Он зажег фонарик, и я увидел, что разговаривать бесполезно. Джоанн уже садилась на колени к длинному, закрыв глаза и прижавшись щекой к его прыщам. И я вышел в холодный, неуютный мир.

Я побрел домой, обдумывая планы мести. Про Носаря я совсем позабыл. Честное слово, я обрадовался, когда увидел, что он стоит, словно в старинной раме от картины, спокойный и уверенный, как ковбой с американского Запада, и глядит на меня сквозь дымные сумерки. Я все ему рассказал, и он ни разу даже не вставил: «Я ж тебе говорил». Сидел и слушал, молча куря мою сигарету.

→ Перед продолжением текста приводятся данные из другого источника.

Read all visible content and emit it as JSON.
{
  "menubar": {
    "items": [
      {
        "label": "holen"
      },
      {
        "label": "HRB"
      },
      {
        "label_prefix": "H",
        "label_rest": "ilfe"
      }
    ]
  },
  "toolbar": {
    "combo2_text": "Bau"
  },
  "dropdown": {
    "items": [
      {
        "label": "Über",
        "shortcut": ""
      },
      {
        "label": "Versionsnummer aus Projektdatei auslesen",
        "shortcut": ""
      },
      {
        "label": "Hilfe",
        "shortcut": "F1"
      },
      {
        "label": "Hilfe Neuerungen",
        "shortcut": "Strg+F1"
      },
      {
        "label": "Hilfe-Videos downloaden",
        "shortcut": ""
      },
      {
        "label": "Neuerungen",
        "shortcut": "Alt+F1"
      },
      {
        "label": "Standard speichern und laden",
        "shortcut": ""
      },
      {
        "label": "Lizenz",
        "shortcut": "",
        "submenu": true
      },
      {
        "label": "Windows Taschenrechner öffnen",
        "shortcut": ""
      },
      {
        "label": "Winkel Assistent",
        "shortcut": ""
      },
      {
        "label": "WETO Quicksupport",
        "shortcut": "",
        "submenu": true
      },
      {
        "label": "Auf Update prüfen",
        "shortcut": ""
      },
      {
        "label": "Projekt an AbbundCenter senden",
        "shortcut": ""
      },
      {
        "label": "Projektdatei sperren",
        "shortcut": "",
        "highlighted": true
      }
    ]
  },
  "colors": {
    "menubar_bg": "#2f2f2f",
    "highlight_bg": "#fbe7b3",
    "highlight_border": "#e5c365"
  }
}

Я хотел подождать того, длинного, у «Альбиона».

— Будь спокоен, никуда он от нас не уйдет, — сказал Носарь.

— Да он из нашего района сразу умотается.

Носарь покачал головой.

— Помяни мое слово, он пойдет ее провожать.

Но я был так зол, что все еще хотел вернуться к «Альбиону».

— Спокойно, — сказал он. — Пораскинь мозгами. Если мы пойдем туда, вся орава на нас навалится. А если обождем здесь, тогда уж мы навалимся на него.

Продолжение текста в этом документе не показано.